Boxer Johnny Prescott to be laid to rest to his favourite song
As many as 300 mourners could be present at next Thursday’s service at Holy Trinity Parish Church, Sutton Coldfield, his family told the Birmingham Mail.
Johnny Prescott in his heyday
BIRMINGHAM boxing legend Johnny Prescott will be laid to rest to the strains of his favourite song – ‘Money’ by Barrett Strong. And as many as 300 mourners could be present at next Thursday’s service at Holy Trinity Parish Church, Sutton Coldfield, his family told the Birmingham Mail. Johnny, who fought the country’s best heavyweights in the 60s and 70s, died on Sunday at Good Hope Hospital. At the age of 74, he had fought dementia for six years. The degenerative illness was one of the few opponents to get the better of the crowd pleaser. Four times divorced, the fighter had three children - Jay, Lee and Diane, who lives in Florida.
Jay, who followed his father into the steel business, said Johnny’s ring nickname of ‘Playboy’ was well earned.

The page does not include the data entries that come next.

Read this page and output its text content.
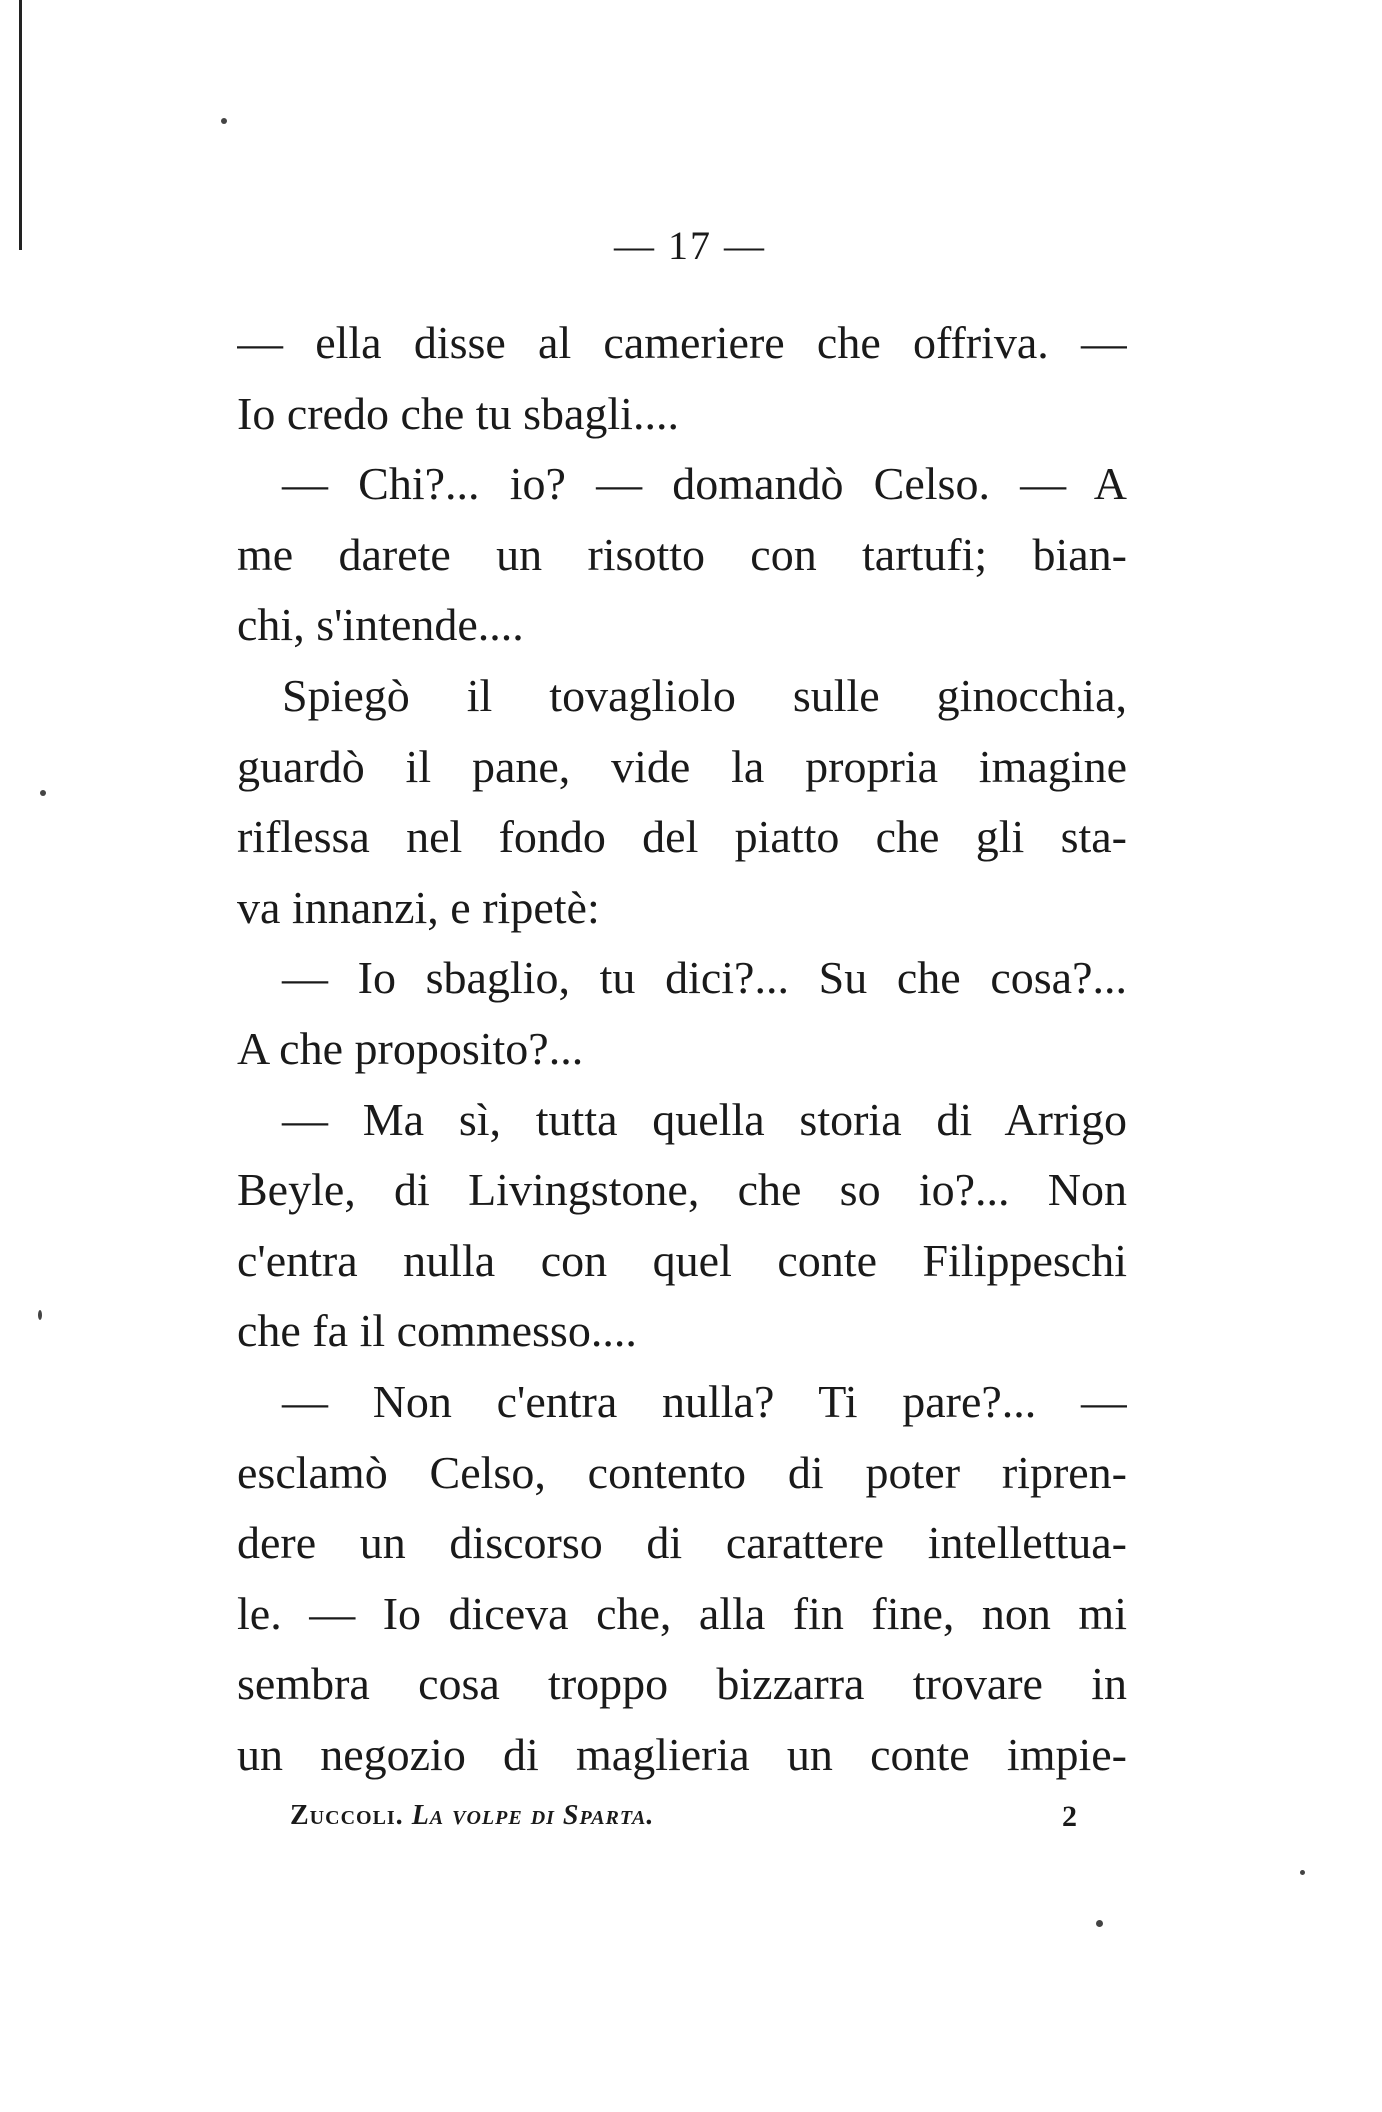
— 17 —
— ella disse al cameriere che offriva. —
Io credo che tu sbagli....
— Chi?... io? — domandò Celso. — A
me darete un risotto con tartufi; bian-
chi, s'intende....
Spiegò il tovagliolo sulle ginocchia,
guardò il pane, vide la propria imagine
riflessa nel fondo del piatto che gli sta-
va innanzi, e ripetè:
— Io sbaglio, tu dici?... Su che cosa?...
A che proposito?...
— Ma sì, tutta quella storia di Arrigo
Beyle, di Livingstone, che so io?... Non
c'entra nulla con quel conte Filippeschi
che fa il commesso....
— Non c'entra nulla? Ti pare?... —
esclamò Celso, contento di poter ripren-
dere un discorso di carattere intellettua-
le. — Io diceva che, alla fin fine, non mi
sembra cosa troppo bizzarra trovare in
un negozio di maglieria un conte impie-
Zuccoli. La volpe di Sparta.	2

Johnny Prescott fights Billy Walker in 1970 Johnny’s exploits with drinking companion – and Wolves legend – Derek Dougan became as much a part of city folklore as his ring wars. He was also big buddies with fellow Wolves favourite Bobby Thomson. Jay, aged 37, said: “If he was fighting today he would have earned a lot more money – but he would’ve spent that, too. “His best friend told me how he had to drag him out of bed each morning kicking and screaming to go running.” Despite being less than diligent in training, Johnny, then based in Nechells, shone against the very best domestic heavyweights. His two bouts with Billy Walker are considered among the greatest battles between big men seen in this country. Johnny, who won 34 of 49 contests, was stopped in ten rounds by Henry Cooper in a British and Commonwealth title bid. He hung-up his gloves after being out pointed by Joe Bugner in 1970. In retirement, he dabbled as a bookmaker and boxing promoter before turning to the steel business. Son Jay said his father never boasted about his ring achievements. “He never discussed it, really. He was proud of it and would talk about it if you asked him.

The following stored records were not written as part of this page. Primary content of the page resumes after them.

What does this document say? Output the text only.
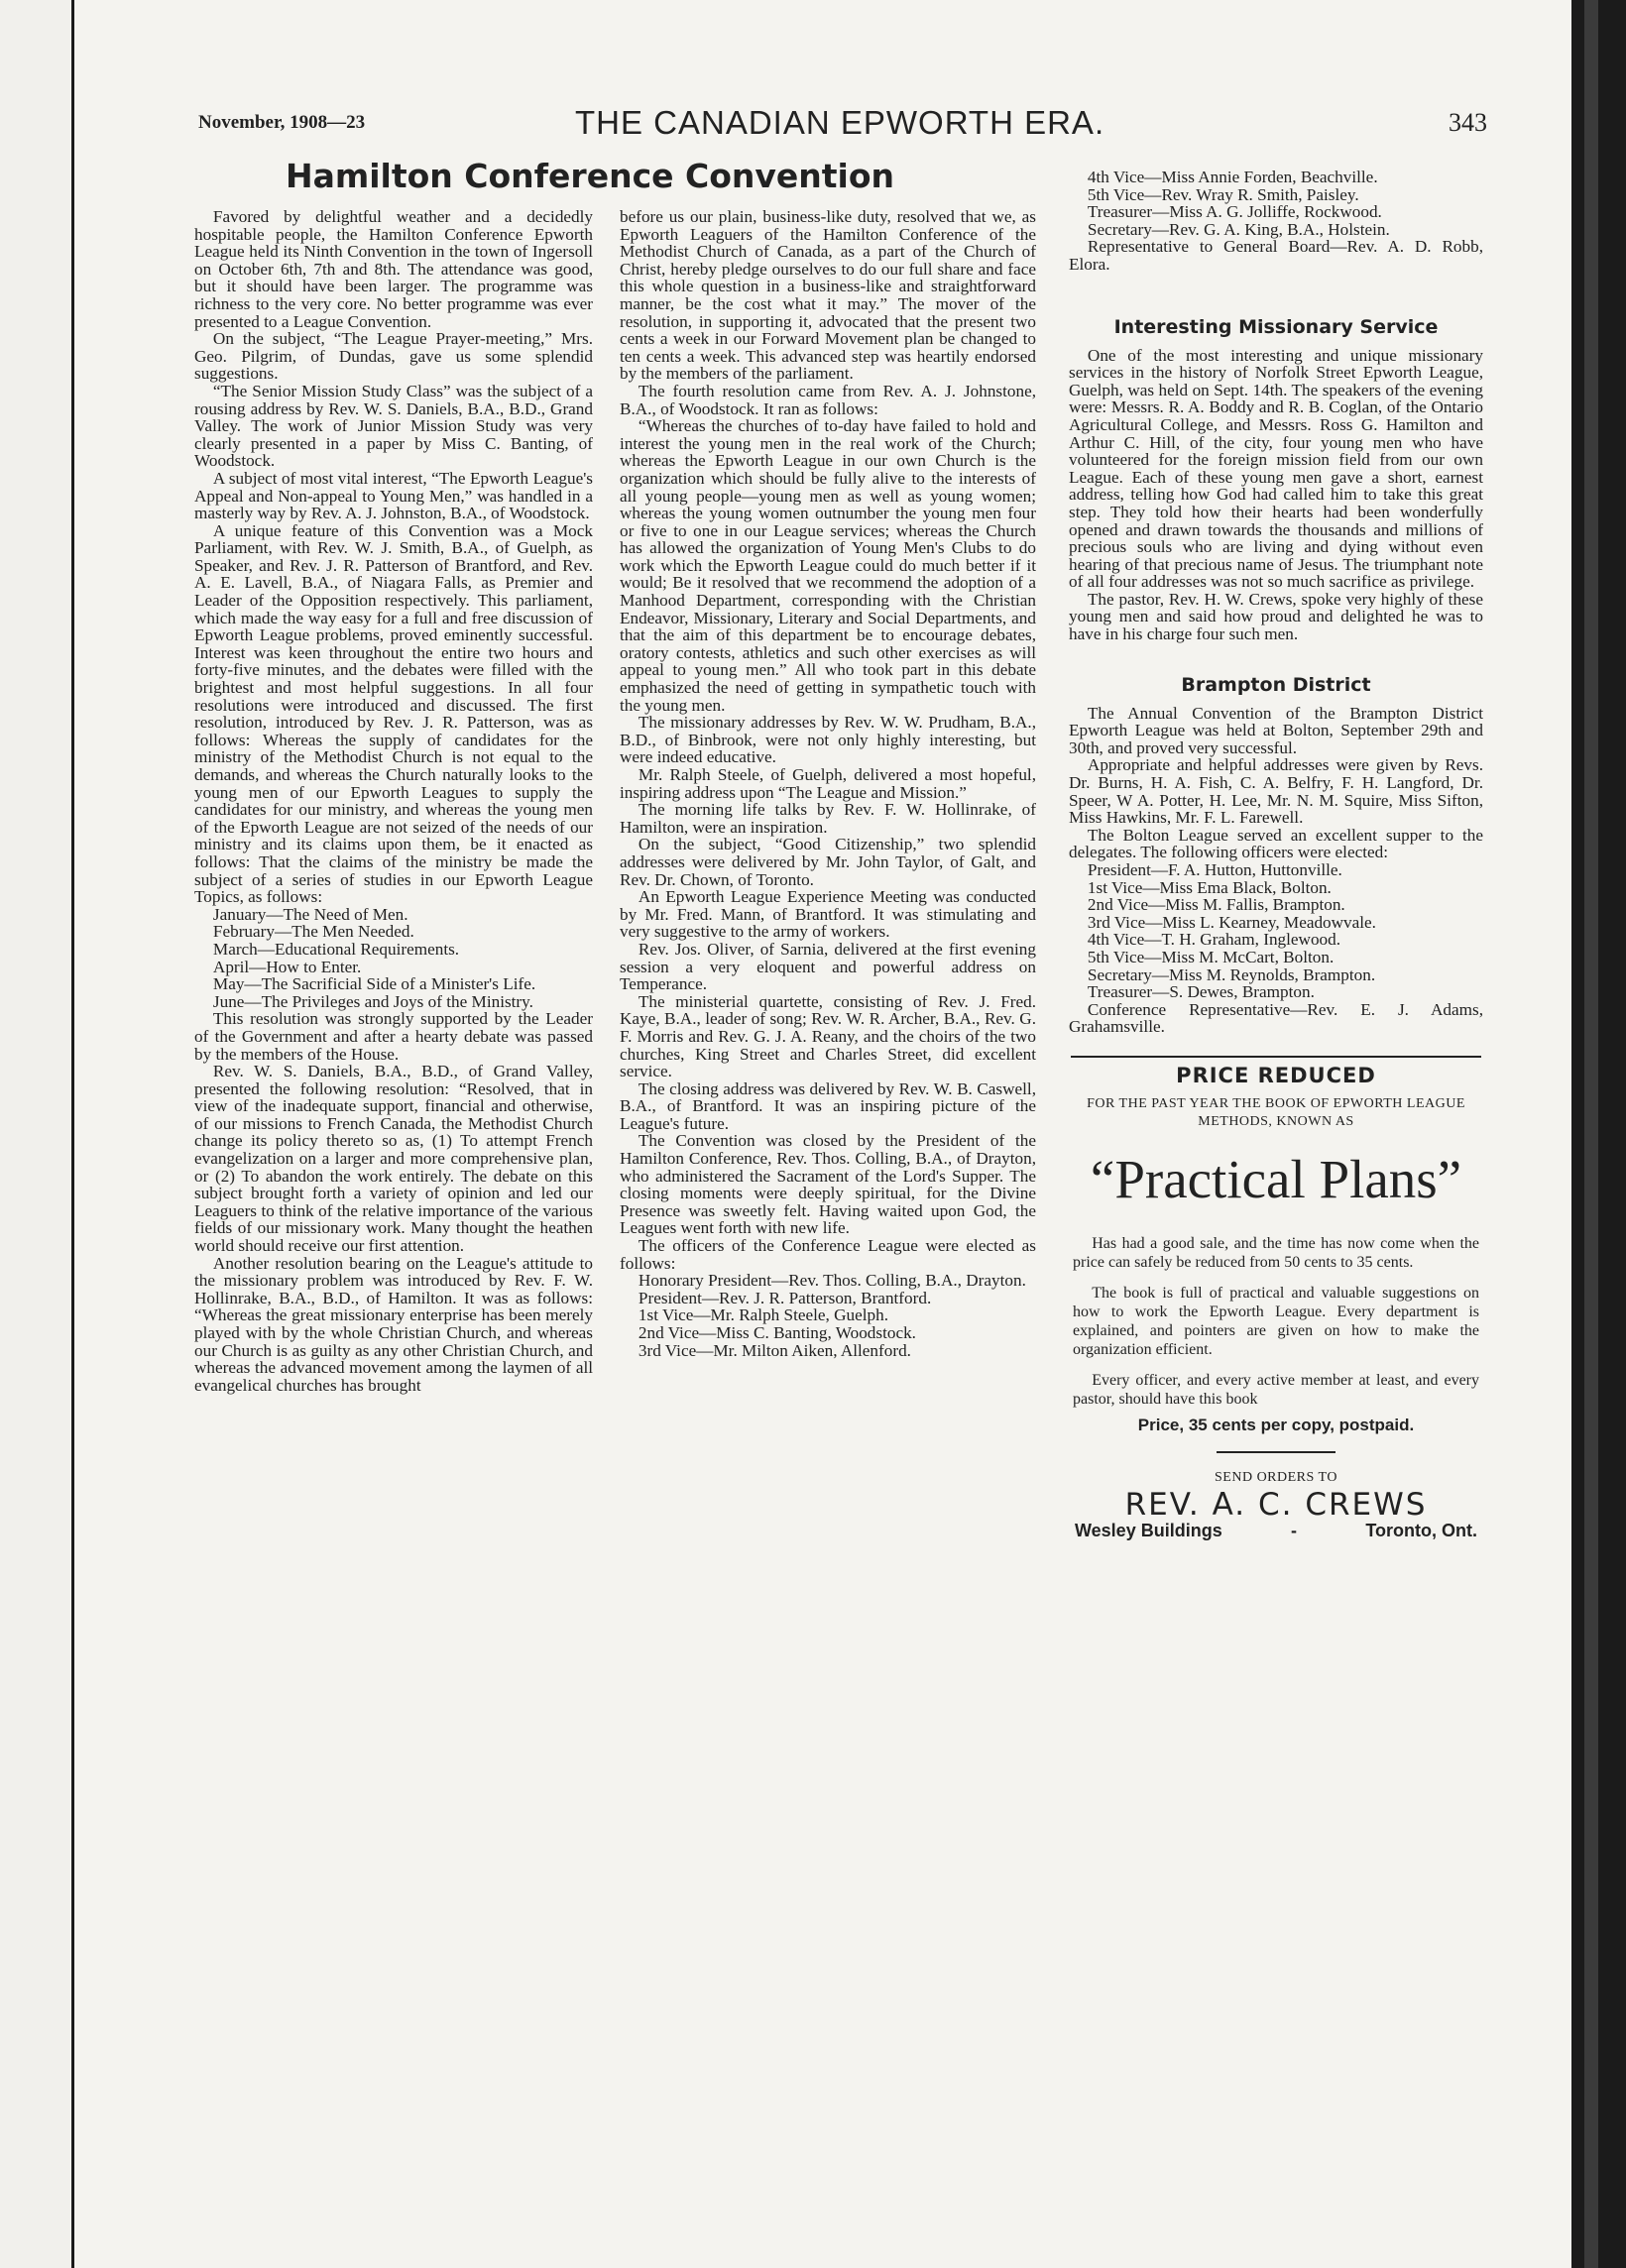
November, 1908—23	THE CANADIAN EPWORTH ERA.	343
Hamilton Conference Convention

Favored by delightful weather and a decidedly hospitable people, the Hamilton Conference Epworth League held its Ninth Convention in the town of Ingersoll on October 6th, 7th and 8th. The attendance was good, but it should have been larger. The programme was richness to the very core. No better programme was ever presented to a League Convention.

On the subject, “The League Prayer-meeting,” Mrs. Geo. Pilgrim, of Dundas, gave us some splendid suggestions.

“The Senior Mission Study Class” was the subject of a rousing address by Rev. W. S. Daniels, B.A., B.D., Grand Valley. The work of Junior Mission Study was very clearly presented in a paper by Miss C. Banting, of Woodstock.

A subject of most vital interest, “The Epworth League's Appeal and Non-appeal to Young Men,” was handled in a masterly way by Rev. A. J. Johnston, B.A., of Woodstock.

A unique feature of this Convention was a Mock Parliament, with Rev. W. J. Smith, B.A., of Guelph, as Speaker, and Rev. J. R. Patterson of Brantford, and Rev. A. E. Lavell, B.A., of Niagara Falls, as Premier and Leader of the Opposition respectively. This parliament, which made the way easy for a full and free discussion of Epworth League problems, proved eminently successful. Interest was keen throughout the entire two hours and forty-five minutes, and the debates were filled with the brightest and most helpful suggestions. In all four resolutions were introduced and discussed. The first resolution, introduced by Rev. J. R. Patterson, was as follows: Whereas the supply of candidates for the ministry of the Methodist Church is not equal to the demands, and whereas the Church naturally looks to the young men of our Epworth Leagues to supply the candidates for our ministry, and whereas the young men of the Epworth League are not seized of the needs of our ministry and its claims upon them, be it enacted as follows: That the claims of the ministry be made the subject of a series of studies in our Epworth League Topics, as follows:

January—The Need of Men.

February—The Men Needed.

March—Educational Requirements.

April—How to Enter.

May—The Sacrificial Side of a Minister's Life.

June—The Privileges and Joys of the Ministry.

This resolution was strongly supported by the Leader of the Government and after a hearty debate was passed by the members of the House.

Rev. W. S. Daniels, B.A., B.D., of Grand Valley, presented the following resolution: “Resolved, that in view of the inadequate support, financial and otherwise, of our missions to French Canada, the Methodist Church change its policy thereto so as, (1) To attempt French evangelization on a larger and more comprehensive plan, or (2) To abandon the work entirely. The debate on this subject brought forth a variety of opinion and led our Leaguers to think of the relative importance of the various fields of our missionary work. Many thought the heathen world should receive our first attention.

Another resolution bearing on the League's attitude to the missionary problem was introduced by Rev. F. W. Hollinrake, B.A., B.D., of Hamilton. It was as follows: “Whereas the great missionary enterprise has been merely played with by the whole Christian Church, and whereas our Church is as guilty as any other Christian Church, and whereas the advanced movement among the laymen of all evangelical churches has brought

before us our plain, business-like duty, resolved that we, as Epworth Leaguers of the Hamilton Conference of the Methodist Church of Canada, as a part of the Church of Christ, hereby pledge ourselves to do our full share and face this whole question in a business-like and straightforward manner, be the cost what it may.” The mover of the resolution, in supporting it, advocated that the present two cents a week in our Forward Movement plan be changed to ten cents a week. This advanced step was heartily endorsed by the members of the parliament.

The fourth resolution came from Rev. A. J. Johnstone, B.A., of Woodstock. It ran as follows:

“Whereas the churches of to-day have failed to hold and interest the young men in the real work of the Church; whereas the Epworth League in our own Church is the organization which should be fully alive to the interests of all young people—young men as well as young women; whereas the young women outnumber the young men four or five to one in our League services; whereas the Church has allowed the organization of Young Men's Clubs to do work which the Epworth League could do much better if it would; Be it resolved that we recommend the adoption of a Manhood Department, corresponding with the Christian Endeavor, Missionary, Literary and Social Departments, and that the aim of this department be to encourage debates, oratory contests, athletics and such other exercises as will appeal to young men.” All who took part in this debate emphasized the need of getting in sympathetic touch with the young men.

The missionary addresses by Rev. W. W. Prudham, B.A., B.D., of Binbrook, were not only highly interesting, but were indeed educative.

Mr. Ralph Steele, of Guelph, delivered a most hopeful, inspiring address upon “The League and Mission.”

The morning life talks by Rev. F. W. Hollinrake, of Hamilton, were an inspiration.

On the subject, “Good Citizenship,” two splendid addresses were delivered by Mr. John Taylor, of Galt, and Rev. Dr. Chown, of Toronto.

An Epworth League Experience Meeting was conducted by Mr. Fred. Mann, of Brantford. It was stimulating and very suggestive to the army of workers.

Rev. Jos. Oliver, of Sarnia, delivered at the first evening session a very eloquent and powerful address on Temperance.

The ministerial quartette, consisting of Rev. J. Fred. Kaye, B.A., leader of song; Rev. W. R. Archer, B.A., Rev. G. F. Morris and Rev. G. J. A. Reany, and the choirs of the two churches, King Street and Charles Street, did excellent service.

The closing address was delivered by Rev. W. B. Caswell, B.A., of Brantford. It was an inspiring picture of the League's future.

The Convention was closed by the President of the Hamilton Conference, Rev. Thos. Colling, B.A., of Drayton, who administered the Sacrament of the Lord's Supper. The closing moments were deeply spiritual, for the Divine Presence was sweetly felt. Having waited upon God, the Leagues went forth with new life.

The officers of the Conference League were elected as follows:

Honorary President—Rev. Thos. Colling, B.A., Drayton.

President—Rev. J. R. Patterson, Brantford.

1st Vice—Mr. Ralph Steele, Guelph.

2nd Vice—Miss C. Banting, Woodstock.

3rd Vice—Mr. Milton Aiken, Allenford.

4th Vice—Miss Annie Forden, Beachville.

5th Vice—Rev. Wray R. Smith, Paisley.

Treasurer—Miss A. G. Jolliffe, Rockwood.

Secretary—Rev. G. A. King, B.A., Holstein.

Representative to General Board—Rev. A. D. Robb, Elora.

Interesting Missionary Service

One of the most interesting and unique missionary services in the history of Norfolk Street Epworth League, Guelph, was held on Sept. 14th. The speakers of the evening were: Messrs. R. A. Boddy and R. B. Coglan, of the Ontario Agricultural College, and Messrs. Ross G. Hamilton and Arthur C. Hill, of the city, four young men who have volunteered for the foreign mission field from our own League. Each of these young men gave a short, earnest address, telling how God had called him to take this great step. They told how their hearts had been wonderfully opened and drawn towards the thousands and millions of precious souls who are living and dying without even hearing of that precious name of Jesus. The triumphant note of all four addresses was not so much sacrifice as privilege.

The pastor, Rev. H. W. Crews, spoke very highly of these young men and said how proud and delighted he was to have in his charge four such men.

Brampton District

The Annual Convention of the Brampton District Epworth League was held at Bolton, September 29th and 30th, and proved very successful.

Appropriate and helpful addresses were given by Revs. Dr. Burns, H. A. Fish, C. A. Belfry, F. H. Langford, Dr. Speer, W A. Potter, H. Lee, Mr. N. M. Squire, Miss Sifton, Miss Hawkins, Mr. F. L. Farewell.

The Bolton League served an excellent supper to the delegates. The following officers were elected:

President—F. A. Hutton, Huttonville.

1st Vice—Miss Ema Black, Bolton.

2nd Vice—Miss M. Fallis, Brampton.

3rd Vice—Miss L. Kearney, Meadowvale.

4th Vice—T. H. Graham, Inglewood.

5th Vice—Miss M. McCart, Bolton.

Secretary—Miss M. Reynolds, Brampton.

Treasurer—S. Dewes, Brampton.

Conference Representative—Rev. E. J. Adams, Grahamsville.

PRICE REDUCED
FOR THE PAST YEAR THE BOOK OF EPWORTH LEAGUE METHODS, KNOWN AS
“Practical Plans”

Has had a good sale, and the time has now come when the price can safely be reduced from 50 cents to 35 cents.

The book is full of practical and valuable suggestions on how to work the Epworth League. Every department is explained, and pointers are given on how to make the organization efficient.

Every officer, and every active member at least, and every pastor, should have this book

Price, 35 cents per copy, postpaid.
SEND ORDERS TO
REV. A. C. CREWS
Wesley Buildings	-	Toronto, Ont.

“He was actually a quite quiet man in himself, not loud or brash.” Johnny made no funeral plans, added Jay. “We’re at a bit of a loss, really. We read an article by (ELO drummer) Bev Bevan that said he would always request ‘Money’, which was later covered by the Beatles. There could be 50 people present (at the funeral), there could be 300 – we really don’t know.” Dementia first took a hold six years ago. “It really escalated in the last six to eight weeks,” added Jay. “It took him quite quickly.” The service takes place at noon, followed by interment at New Hall Cemetery.